Werkgevers die geen recht hebben op verlaagde bijdragen aan niet-begrotingsfondsen van de Russische Federatie betalen hen nu tegen een algemeen tarief van 30%. Tegelijkertijd is dit tarief verdeeld in 2 delen: solidair en individueel. De bedragen die zijn opgenomen in het solidariteitsdeel vormen het basisdeel van het pensioen. Met name het solidariteitsdeel van het tarief financiert de activiteiten van het Pensioenfonds zelf. En alleen de bedragen die in het individuele deel zijn opgenomen, vormen het pensioen van een bepaalde werknemer.
Er moet meteen worden opgemerkt dat het niet nodig is om de tarieven voor de solidariteit en individuele delen van het pensioen te bestuderen, de accountant heeft deze informatie niet nodig. Voor hen zijn er geen afzonderlijke BCC's, zoals voor de verzekerings- en gefinancierde delen van het tarief voor pensioenbijdragen aan off-budget fondsen van de Russische Federatie. Gegevens over de bedragen van de bijdragen die toe te schrijven zijn aan het solidaire en individuele deel van het tarief zijn niet opgenomen in de samenstelling van gepersonaliseerde informatie. Sterker nog, als u weet hoe hoog deze tarieven zijn, kunt u in de war raken bij het berekenen ervan.
De marginale basis voor bijdragen aan niet-begrotingsfondsen van de Russische Federatie per werknemer is nu 512.000 roebel. Voor uitkeringen aan een werknemer boven dit bedrag is een premie van 10% verschuldigd aan het Pensioenfonds. Bovendien vormen deze inhoudingen geen persoonspensioen, aangezien alle 10% volledig verband houdt met het solidaire deel van het tarief.

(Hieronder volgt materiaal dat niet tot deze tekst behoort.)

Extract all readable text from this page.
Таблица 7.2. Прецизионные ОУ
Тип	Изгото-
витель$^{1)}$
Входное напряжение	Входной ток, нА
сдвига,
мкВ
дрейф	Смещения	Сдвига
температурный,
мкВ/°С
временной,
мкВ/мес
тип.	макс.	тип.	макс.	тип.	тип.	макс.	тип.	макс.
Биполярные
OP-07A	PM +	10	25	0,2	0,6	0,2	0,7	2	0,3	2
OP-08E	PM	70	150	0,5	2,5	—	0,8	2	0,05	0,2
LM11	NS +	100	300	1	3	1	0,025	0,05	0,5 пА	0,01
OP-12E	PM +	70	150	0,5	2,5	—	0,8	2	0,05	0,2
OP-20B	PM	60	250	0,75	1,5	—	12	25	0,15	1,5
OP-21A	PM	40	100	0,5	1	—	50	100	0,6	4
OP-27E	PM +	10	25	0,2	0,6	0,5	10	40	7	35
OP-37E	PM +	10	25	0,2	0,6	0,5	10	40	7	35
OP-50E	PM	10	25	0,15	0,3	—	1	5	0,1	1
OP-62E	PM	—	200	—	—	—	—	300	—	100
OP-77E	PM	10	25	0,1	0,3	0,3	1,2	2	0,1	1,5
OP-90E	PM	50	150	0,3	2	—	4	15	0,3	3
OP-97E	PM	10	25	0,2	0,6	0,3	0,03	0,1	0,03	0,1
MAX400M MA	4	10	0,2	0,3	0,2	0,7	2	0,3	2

Alle betalingen die volgens de arbeidswet van de Russische Federatie moeten worden gedaan ten gunste van de werknemer, kunnen in drie groepen worden verdeeld volgens het principe van het soort verliezen dat hij precies heeft geleden bij het uitvoeren van zijn arbeidstaken. En bij welke van de groepen deze of gene uitkering hoort, hangt er voor een groot deel van af of het nodig is verzekeringspremies op te bouwen om off-budget gelden aan te geven.
De eerste groep bestaat uit bedragen die tot doel hebben de werknemer te vergoeden voor die fysieke en mentale krachten die hij op de werkplek heeft besteed aan de uitvoering van zijn arbeidstaken. Dat is, met andere woorden, salaris.
De volgende groep zijn de wettelijke garantiebetalingen. Hun doel is om de werknemer te compenseren voor inkomsten die hij heeft verloren of niet heeft ontvangen omdat hij om goede redenen niet op de werkplek kon zijn. Hij was bijvoorbeeld op zakenreis of op een andere vakantie.
Ondanks het feit dat de werknemer niet aan het werk was, beta alt de organisatie toch de verloren werktijd. Dat wil zeggen dat dit in wezen hetzelfde inkomen van de werknemer is als het salaris. Daarom zou het onderworpen moeten zijn aan bijdragen op de algemene manier, op voorwaarde dat de wet niet is opgenomen in het aantal bevoorrechte betalingen. Ja, en de belastingwet van de Russische Federatie classificeert dergelijke betalingen als arbeidskosten die voor belastingdoeleinden worden geaccepteerd.
En als een garantiebetaling dat niet iswordt genoemd in de lijst van niet-belastbaar, betekent dit dat er automatisch premie op moet worden berekend? In 2010 achtten regelgevende instanties en niet-begrotingsfondsen dit onnodig. In hun brieven legden ze uit dat de veiligheid van de werknemer van zijn gemiddelde loon een wettelijk vastgelegde verplichting is en dat deze betalingen niet onder het voorwerp van belasting vallen. Dientengevolge mogen daarop geen bijdragen aan niet-gebudgetteerde fondsen van de Russische Federatie worden toegerekend.
En in maart 2011 sprak de belangrijkste "sociale afdeling" op een volledig tegenovergestelde manier. Naar zijn mening zijn al dergelijke bedragen aan gemiddelde inkomsten, die volgens de wet worden betaald, nu onderworpen aan belasting. En dat allemaal omdat de definitie van het object sinds 2011 is veranderd: het omvat alle bedragen die worden betaald in het kader van arbeidsverhoudingen, en niet alleen op basis van arbeidscontracten. Bovendien dienden deze verduidelijkingen als basis voor brieven van de FSS, waarin het fonds zich ook uitsprak voor het opleggen van bijdragen op het gemiddelde inkomen dat wordt betaald aan ouders van gehandicapte kinderen voor extra vrije dagen, zwangere werkneemsters en donoren.